Sous les arbres aussi sont souvent assis quelques groupes de femmes ou d’enfants. Ils semblent attendre. Mais attendre quoi ? Sans doute qu’arrive la pluie bienfaisante, mais qui va pendant plusieurs mois noyer leur village dans la boue. Il n’y a rien ici. Pas d’électricité d’abord. Comment peut-on passer le temps dans de telles conditions ? Je crois que c’est l’ennui plus que la faim qui me réduirait à néant si je vivais ainsi. Prince, qui a de l’humour répond à ma question : on fait l’amour toute la journée et beaucoup d’enfants ! Les gosses n’ont jamais vu un jouet, ni une image. Ils ne connaissent pas la musique ni les livres. Le moindre vieux pneu crevé devient une inépuisable source de jeux. Le passage des rares voitures offre un spectacle dont ils se suffisent. Quant à l’école, elle n’est pas évidente dans ces communes rurales. Il n’existe pas d’école partout, aucun moyen de déplacement pour s’y rendre, et les parents préfèrent souvent garder les gosses pour faire de menus travaux à la maison ou dans les champs. Les filles en particulier, si bien que de nombreuses affiches sur la route et dans les agglomérations font de la propagande pour que celles-ci soient scolarisées.

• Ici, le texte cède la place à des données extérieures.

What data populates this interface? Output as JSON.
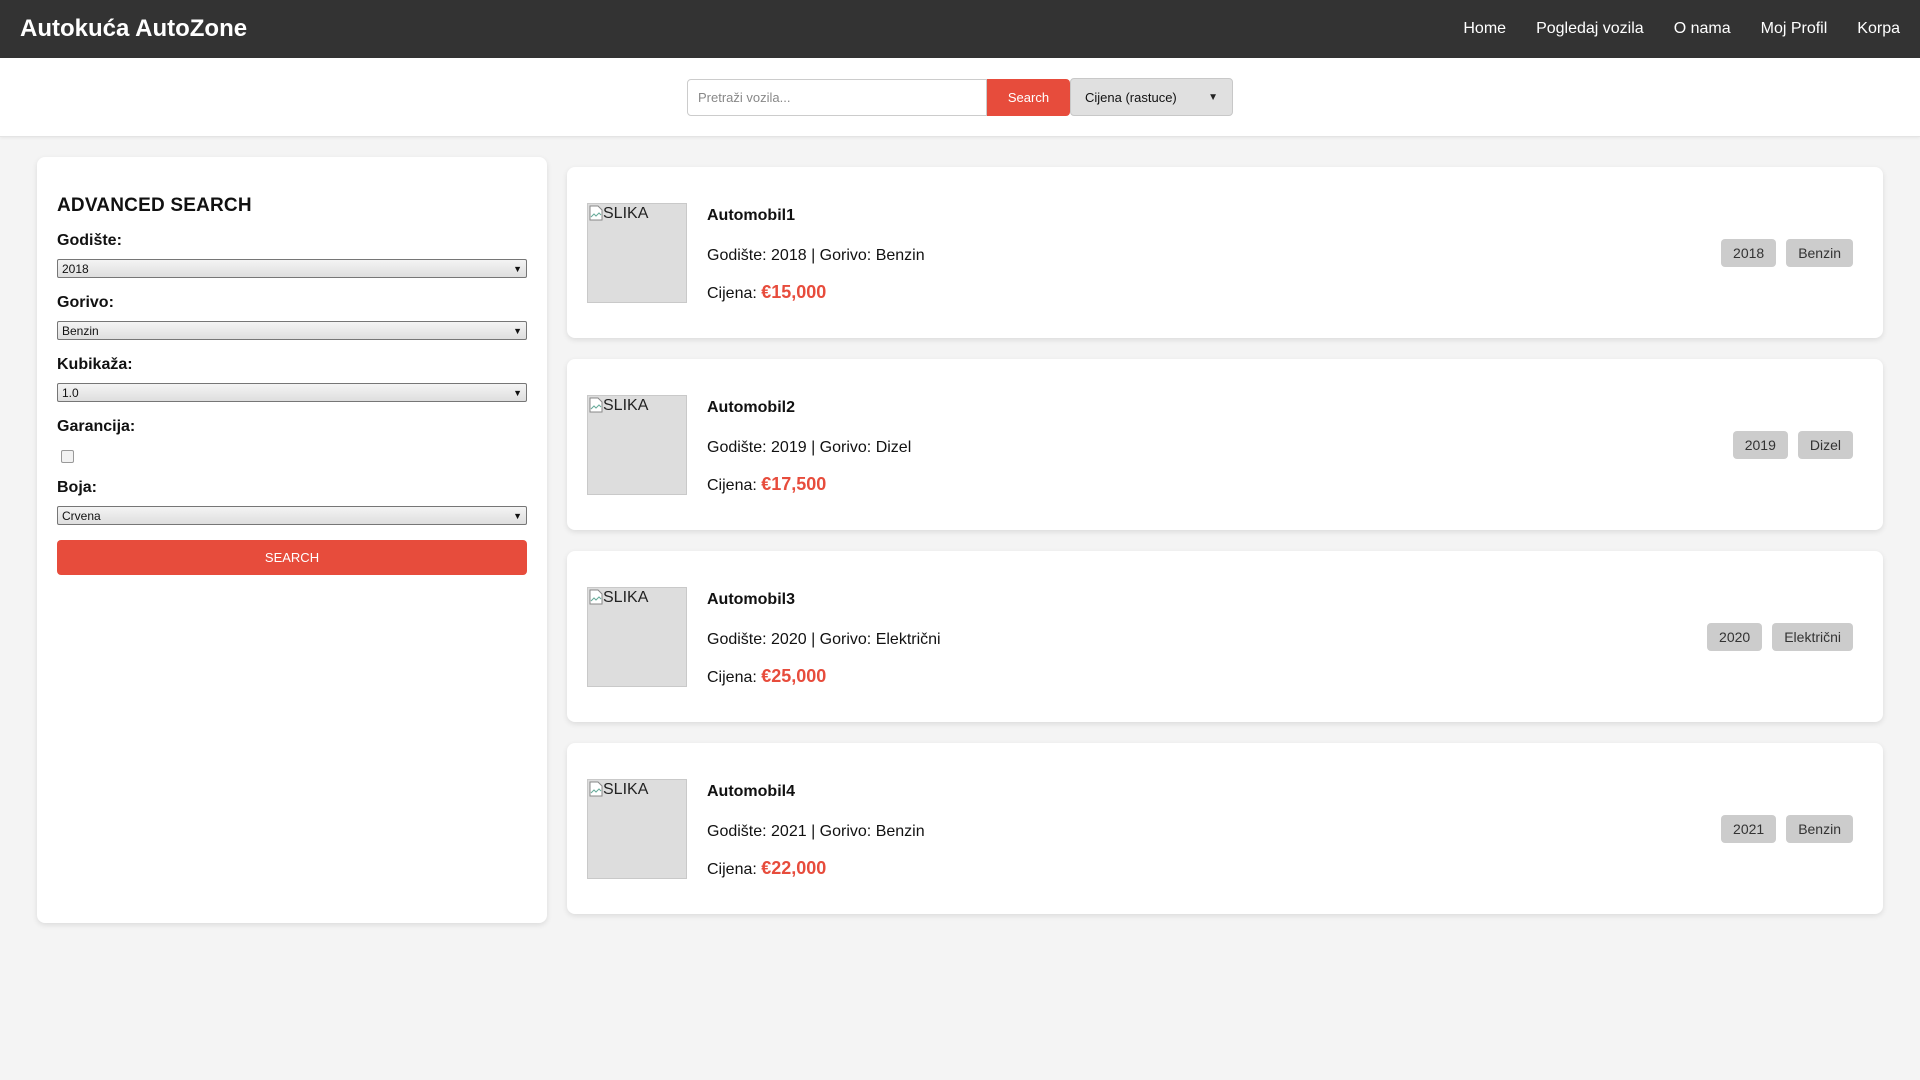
{
  "header": {
    "brand": "Autokuća AutoZone",
    "nav": [
      "Home",
      "Pogledaj vozila",
      "O nama",
      "Moj Profil",
      "Korpa"
    ]
  },
  "search": {
    "placeholder": "Pretraži vozila...",
    "button_label": "Search",
    "sort_selected": "Cijena (rastuce)"
  },
  "advanced": {
    "title": "ADVANCED SEARCH",
    "year_label": "Godište:",
    "year_value": "2018",
    "fuel_label": "Gorivo:",
    "fuel_value": "Benzin",
    "engine_label": "Kubikaža:",
    "engine_value": "1.0",
    "warranty_label": "Garancija:",
    "warranty_checked": false,
    "color_label": "Boja:",
    "color_value": "Crvena",
    "button_label": "SEARCH"
  },
  "listings": [
    {
      "image_alt": "SLIKA",
      "title": "Automobil1",
      "meta": "Godište: 2018 | Gorivo: Benzin",
      "price_label": "Cijena: ",
      "price": "€15,000",
      "tags": [
        "2018",
        "Benzin"
      ]
    },
    {
      "image_alt": "SLIKA",
      "title": "Automobil2",
      "meta": "Godište: 2019 | Gorivo: Dizel",
      "price_label": "Cijena: ",
      "price": "€17,500",
      "tags": [
        "2019",
        "Dizel"
      ]
    },
    {
      "image_alt": "SLIKA",
      "title": "Automobil3",
      "meta": "Godište: 2020 | Gorivo: Električni",
      "price_label": "Cijena: ",
      "price": "€25,000",
      "tags": [
        "2020",
        "Električni"
      ]
    },
    {
      "image_alt": "SLIKA",
      "title": "Automobil4",
      "meta": "Godište: 2021 | Gorivo: Benzin",
      "price_label": "Cijena: ",
      "price": "€22,000",
      "tags": [
        "2021",
        "Benzin"
      ]
    }
  ],
  "colors": {
    "accent": "#e74c3c",
    "header_bg": "#333333",
    "page_bg": "#f4f4f4",
    "tag_bg": "#cccccc"
  }
}
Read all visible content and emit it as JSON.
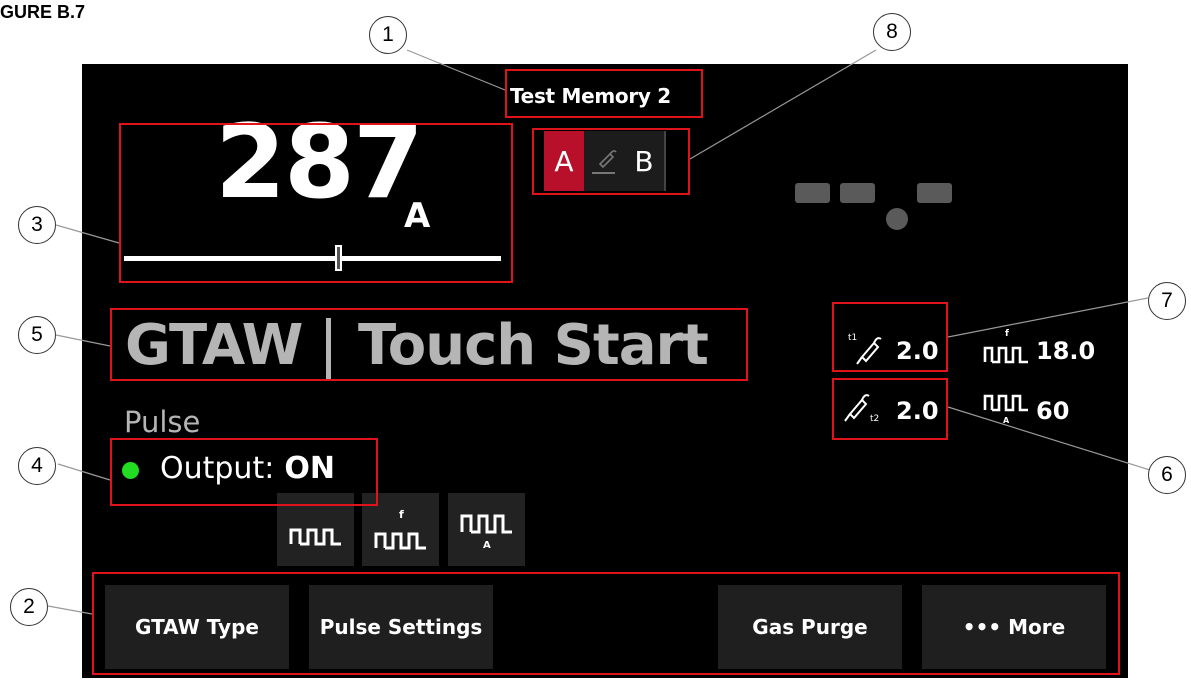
{
  "figure_label": "GURE B.7",
  "memory_title": "Test Memory 2",
  "amperage": {
    "value": "287",
    "unit": "A",
    "level": 0.57
  },
  "ab_selector": {
    "a": "A",
    "b": "B",
    "active": "A"
  },
  "process": {
    "type": "GTAW",
    "start": "Touch Start"
  },
  "mode": "Pulse",
  "output": {
    "label": "Output:",
    "value": "ON",
    "status_color": "#22dd22"
  },
  "pulse_buttons": [
    {
      "icon": "pulse-icon"
    },
    {
      "icon": "pulse-frequency-icon"
    },
    {
      "icon": "pulse-amplitude-icon"
    }
  ],
  "params": {
    "t1": {
      "value": "2.0",
      "icon": "preflow-t1-icon"
    },
    "t2": {
      "value": "2.0",
      "icon": "postflow-t2-icon"
    },
    "frequency": {
      "value": "18.0",
      "icon": "pulse-frequency-icon"
    },
    "amplitude": {
      "value": "60",
      "icon": "pulse-amplitude-icon"
    }
  },
  "softkeys": [
    "GTAW Type",
    "Pulse Settings",
    "Gas Purge",
    "••• More"
  ],
  "callouts": [
    "1",
    "2",
    "3",
    "4",
    "5",
    "6",
    "7",
    "8"
  ],
  "colors": {
    "highlight_box": "#e0121a",
    "ab_active": "#b8102a",
    "process_text": "#b5b5b5"
  }
}
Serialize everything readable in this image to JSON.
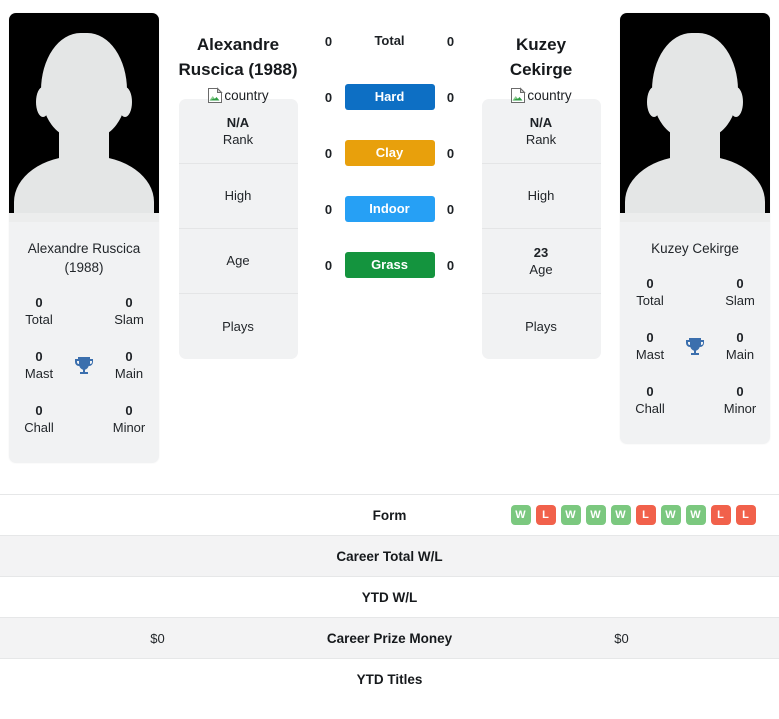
{
  "players": [
    {
      "id": "left",
      "full_name_line1": "Alexandre",
      "full_name_line2": "Ruscica (1988)",
      "country_alt": "country",
      "card_name_line1": "Alexandre Ruscica",
      "card_name_line2": "(1988)",
      "titles": {
        "total_value": "0",
        "total_label": "Total",
        "slam_value": "0",
        "slam_label": "Slam",
        "mast_value": "0",
        "mast_label": "Mast",
        "main_value": "0",
        "main_label": "Main",
        "chall_value": "0",
        "chall_label": "Chall",
        "minor_value": "0",
        "minor_label": "Minor"
      },
      "info": [
        {
          "value": "N/A",
          "label": "Rank"
        },
        {
          "value": "",
          "label": "High"
        },
        {
          "value": "",
          "label": "Age"
        },
        {
          "value": "",
          "label": "Plays"
        }
      ],
      "surface_counts": {
        "total": "0",
        "hard": "0",
        "clay": "0",
        "indoor": "0",
        "grass": "0"
      }
    },
    {
      "id": "right",
      "full_name_line1": "Kuzey",
      "full_name_line2": "Cekirge",
      "country_alt": "country",
      "card_name_line1": "Kuzey Cekirge",
      "card_name_line2": "",
      "titles": {
        "total_value": "0",
        "total_label": "Total",
        "slam_value": "0",
        "slam_label": "Slam",
        "mast_value": "0",
        "mast_label": "Mast",
        "main_value": "0",
        "main_label": "Main",
        "chall_value": "0",
        "chall_label": "Chall",
        "minor_value": "0",
        "minor_label": "Minor"
      },
      "info": [
        {
          "value": "N/A",
          "label": "Rank"
        },
        {
          "value": "",
          "label": "High"
        },
        {
          "value": "23",
          "label": "Age"
        },
        {
          "value": "",
          "label": "Plays"
        }
      ],
      "surface_counts": {
        "total": "0",
        "hard": "0",
        "clay": "0",
        "indoor": "0",
        "grass": "0"
      }
    }
  ],
  "surfaces": [
    {
      "key": "total",
      "label": "Total",
      "color": "",
      "styled": false
    },
    {
      "key": "hard",
      "label": "Hard",
      "color": "#0d6fc4",
      "styled": true
    },
    {
      "key": "clay",
      "label": "Clay",
      "color": "#e8a00c",
      "styled": true
    },
    {
      "key": "indoor",
      "label": "Indoor",
      "color": "#26a0f5",
      "styled": true
    },
    {
      "key": "grass",
      "label": "Grass",
      "color": "#14943e",
      "styled": true
    }
  ],
  "table_rows": [
    {
      "label": "Form",
      "left_value": "",
      "right_value": "",
      "type": "form",
      "shaded": false
    },
    {
      "label": "Career Total W/L",
      "left_value": "",
      "right_value": "",
      "type": "text",
      "shaded": true
    },
    {
      "label": "YTD W/L",
      "left_value": "",
      "right_value": "",
      "type": "text",
      "shaded": false
    },
    {
      "label": "Career Prize Money",
      "left_value": "$0",
      "right_value": "$0",
      "type": "text",
      "shaded": true
    },
    {
      "label": "YTD Titles",
      "left_value": "",
      "right_value": "",
      "type": "text",
      "shaded": false
    }
  ],
  "form": {
    "results": [
      "W",
      "L",
      "W",
      "W",
      "W",
      "L",
      "W",
      "W",
      "L",
      "L"
    ],
    "win_color": "#7bc87f",
    "loss_color": "#f1614b"
  },
  "icons": {
    "trophy": "trophy-icon",
    "broken_image": "broken-image-icon"
  },
  "colors": {
    "card_bg": "#f1f2f3",
    "photo_bg": "#000000",
    "row_shaded": "#f3f3f4"
  }
}
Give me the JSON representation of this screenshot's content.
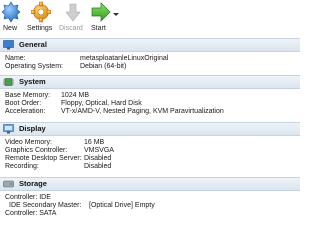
{
  "toolbar": {
    "new_label": "New",
    "settings_label": "Settings",
    "discard_label": "Discard",
    "start_label": "Start"
  },
  "sections": {
    "general": {
      "title": "General",
      "rows": [
        {
          "label": "Name:",
          "value": "metasploatanleLinuxOriginal"
        },
        {
          "label": "Operating System:",
          "value": "Debian (64-bit)"
        }
      ]
    },
    "system": {
      "title": "System",
      "rows": [
        {
          "label": "Base Memory:",
          "value": "1024 MB"
        },
        {
          "label": "Boot Order:",
          "value": "Floppy, Optical, Hard Disk"
        },
        {
          "label": "Acceleration:",
          "value": "VT-x/AMD-V, Nested Paging, KVM Paravirtualization"
        }
      ]
    },
    "display": {
      "title": "Display",
      "rows": [
        {
          "label": "Video Memory:",
          "value": "16 MB"
        },
        {
          "label": "Graphics Controller:",
          "value": "VMSVGA"
        },
        {
          "label": "Remote Desktop Server:",
          "value": "Disabled"
        },
        {
          "label": "Recording:",
          "value": "Disabled"
        }
      ]
    },
    "storage": {
      "title": "Storage",
      "rows": [
        {
          "label": "Controller: IDE",
          "value": ""
        },
        {
          "label": "IDE Secondary Master:",
          "value": "[Optical Drive] Empty"
        },
        {
          "label": "Controller: SATA",
          "value": ""
        }
      ]
    }
  },
  "colors": {
    "header_bg": "#dbe5ef",
    "start_green": "#3fae2a",
    "new_blue": "#4a8fd8",
    "settings_orange": "#f0a020"
  }
}
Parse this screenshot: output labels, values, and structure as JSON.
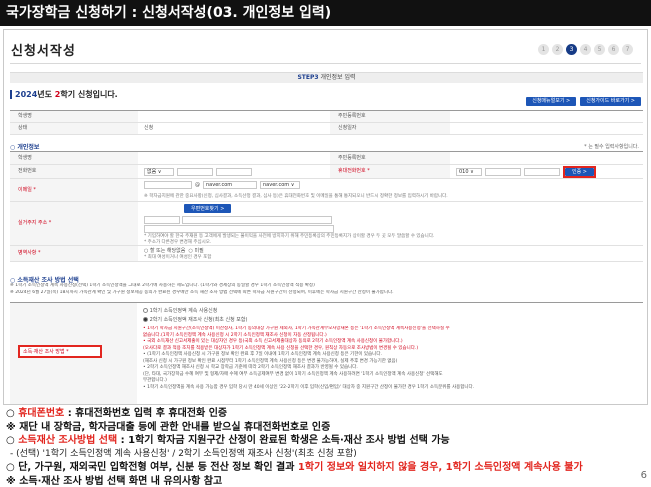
{
  "slide_title": "국가장학금 신청하기 : 신청서작성(03. 개인정보 입력)",
  "page_heading": "신청서작성",
  "steps": [
    "1",
    "2",
    "3",
    "4",
    "5",
    "6",
    "7"
  ],
  "active_step": 3,
  "stepbar": {
    "prefix": "STEP3",
    "text": "개인정보 입력"
  },
  "semester_title": {
    "year": "2024",
    "mid": "년도",
    "sem": "2",
    "suffix": "학기 신청입니다."
  },
  "top_buttons": [
    "신청매뉴얼보기 >",
    "신청가이드 바로가기 >"
  ],
  "info_table": {
    "row1": {
      "th1": "학생명",
      "th2": "주민등록번호"
    },
    "row2": {
      "th1": "상태",
      "td1": "신청",
      "th2": "신청일자"
    }
  },
  "personal": {
    "section_title": "개인정보",
    "required_note": "* 는 필수 입력사항입니다.",
    "row_name": {
      "th1": "학생명",
      "th2": "주민등록번호"
    },
    "row_phone": {
      "th1": "전화번호",
      "phone_select": "없음 ∨",
      "th2": "휴대전화번호 *",
      "mobile_select": "010 ∨",
      "auth_button": "인증 >"
    },
    "row_email": {
      "th": "이메일 *",
      "at": "@",
      "domain_input": "naver.com",
      "domain_select": "naver.com ∨",
      "note": "※ 학자금지원에 관한 중요사항(신청, 심사결과, 소득산정 결과, 심사 등)은 휴대전화번호 및 이메일을 통해 통지되오니 반드시 정확한 정보를 입력하시기 바랍니다."
    },
    "row_address": {
      "th": "실거주지 주소 *",
      "button": "우편번호찾기 >",
      "note1": "* 기입하여야 할 한국 주재원 등 고객에게 발생되는 불이익을 사전에 방지하기 위해 주민등록상의 주민등록지가 상이할 경우 두 곳 모두 말씀할 수 있습니다.",
      "note2": "* 주소가 다른경우 변경해 주십시오."
    },
    "row_military": {
      "th": "병역사항 *",
      "opt1": "○ 할 또는 해당없음",
      "opt2": "○ 미필",
      "note": "* 최대 여성이거나 여성인 경우 포함"
    }
  },
  "income": {
    "section_title": "소득재산 조사 방법 선택",
    "line1": "※ 1학기 소득인정액 계속 사용신청(선택) 1학기 소득인정액을 그대로 2학기에 사용하는 제도입니다. (1학기와 경제상의 동일할 경우 1학기 소득인정액 적용 확정)",
    "line2": "※ 2024년 6월 27일(목) 18시까지 가족관계 확인 및 가구원 정보제공 동의가 완료된 경우에만 소득 재산 조사 방법 선택에 따른 학자금 지원구간이 산정되며, 이후에는 학자금 지원구간 산정이 불가합니다.",
    "th": "소득·재산 조사 방법 *",
    "opt1": "1학기 소득인정액 계속 사용신청",
    "opt2": "2학기 소득인정액 재조사 신청(최초 신청 포함)",
    "notes": [
      "• 1학기 학자금 지원구간(소득인정액) 미산정자, 1학기 동의대상 가구원 제외자, 1학기 가족관계부모사망재혼 등은 '1학기 소득인정액 계속사용신청'을 선택하실 수",
      "  없습니다.(1학기 소득인정액 계속 사용신청 시 2학기 소득인정액 재조사 신청이 자동 산정됩니다.)",
      "• 국외 소득재산 신고서제출이 있는 대상자인 경우 등(국외 소득 신고서제출대상자 동의로 2학기 소득인정액 계속 사용신청이 불가합니다.)",
      "  (오사다로 결과 적용 조치를 적용받은 대상자가 1학기 소득인정액 계속 사용 신청을 선택한 경우, 원칙상 자동으로 조사방법이 변경될 수 있습니다.)",
      "• (1학기 소득인정액 사용신청 시 가구원 정보 확인 완료 후 7일 이내에 1학기 소득인정액 계속 사용신청 등은 기한이 있습니다.",
      "  (재조사 신청 시 가구원 정보 확인 완료 시점부터 1학기 소득인정액 계속 사용신청 등은 변경 불가능하며, 실제 추후 변경 가능기한 없음)",
      "• 2학기 소득인정액 재조사 신청 시 학교 장학금 기준에 따라 2학기 소득인정액 재조사 결과가 반영될 수 있습니다.",
      "  (단, 타대, 국가장학금 수혜 여부 및 형제/자매 수혜 여부 소득공제여부 변경 없이 1학기 소득인정액 계속 사용하려면 '1학기 소득인정액 계속 사용신청' 선택해도",
      "  무관합니다.)",
      "• 1학기 소득인정액을 계속 사용 가능함 경우 입학 당시 만 40세 이상인 '22-2학기 이후 입학(신입/편입)' 대상자 중 지원구간 산정이 불가한 경우 1학기 소득분위를 사용합니다."
    ]
  },
  "bottom_lines": [
    {
      "p": "○ ",
      "r": "휴대폰번호",
      "t": " : 휴대전화번호 입력 후 휴대전화 인증"
    },
    {
      "p": "※ 재단 내 장학금, 학자금대출 등에 관한 안내를 받으실 휴대전화번호로 인증"
    },
    {
      "p": "○ ",
      "r": "소득재산 조사방법 선택",
      "t": " : 1학기 학자금 지원구간 산정이 완료된 학생은 소득·재산 조사 방법 선택 가능"
    },
    {
      "p": "- (선택) '1학기 소득인정액 계속 사용신청' / 2학기 소득인정액 재조사 신청'(최초 신청 포함)",
      "sub": true
    },
    {
      "p": "○ 단, 가구원, 재외국민 입학전형 여부, 신분 등 전산 정보 확인 결과 ",
      "r": "1학기 정보와 일치하지 않을 경우, 1학기 소득인정액 계속사용 불가"
    },
    {
      "p": "※ 소득·재산 조사 방법 선택 화면 내 유의사항 참고"
    }
  ],
  "page_number": "6"
}
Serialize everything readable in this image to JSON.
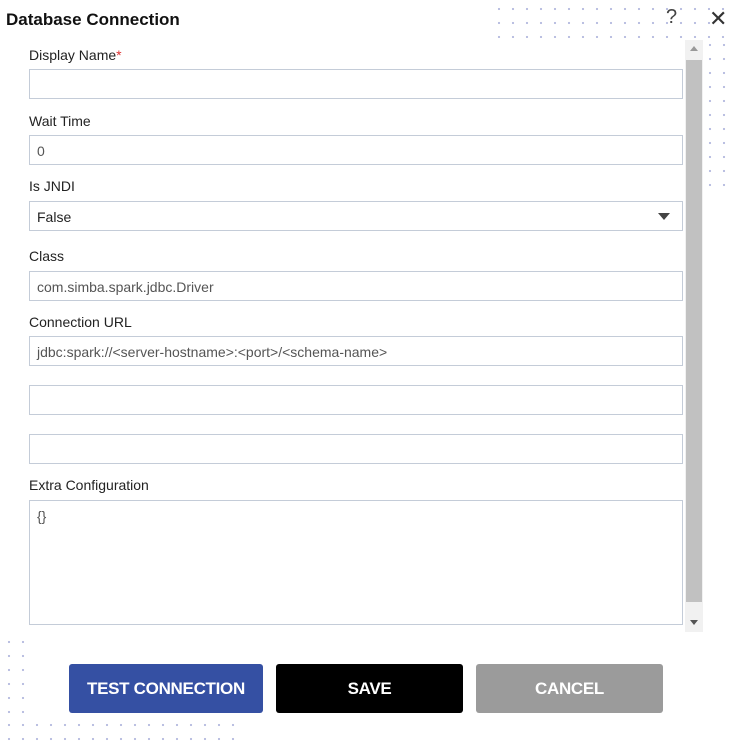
{
  "dialog": {
    "title": "Database Connection",
    "help_icon": "?",
    "close_icon": "✕"
  },
  "fields": {
    "display_name": {
      "label": "Display Name",
      "required_mark": "*",
      "value": ""
    },
    "wait_time": {
      "label": "Wait Time",
      "value": "0"
    },
    "is_jndi": {
      "label": "Is JNDI",
      "value": "False"
    },
    "class": {
      "label": "Class",
      "value": "com.simba.spark.jdbc.Driver"
    },
    "connection_url": {
      "label": "Connection URL",
      "value": "jdbc:spark://<server-hostname>:<port>/<schema-name>"
    },
    "username": {
      "value": ""
    },
    "password": {
      "value": ""
    },
    "extra_configuration": {
      "label": "Extra Configuration",
      "value": "{}"
    }
  },
  "buttons": {
    "test": "TEST CONNECTION",
    "save": "SAVE",
    "cancel": "CANCEL"
  },
  "colors": {
    "test": "#3550a3",
    "save": "#000000",
    "cancel": "#9b9b9b"
  }
}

Enfin, il y a les arbres. Comment font-il ces quelques arbres clairsemés pour rester verts ? Où puisent-ils cette eau qui manque partout ? Ce sont des karités, des nérés, des neems, des manguiers, des acacias, des baobabs et des eucalyptus très maigres. Isolés au milieu de la savane, on en perçoit bien tous les contours, tous les détails. Ils sont magnifiques. Ils sont signe de vie. J’aime les arbres.

Nous parvenons à Bobo en début d’après-midi. Tous les trois nous écroulons pour une sieste qui nous tiendra jusqu’au soir. Il y a une piscine à notre hôtel. Je ne supporte plus de dormir n’importe où, et mon confort maintenant que je suis fatiguée me devient indispensable. Tant pis pour les sous !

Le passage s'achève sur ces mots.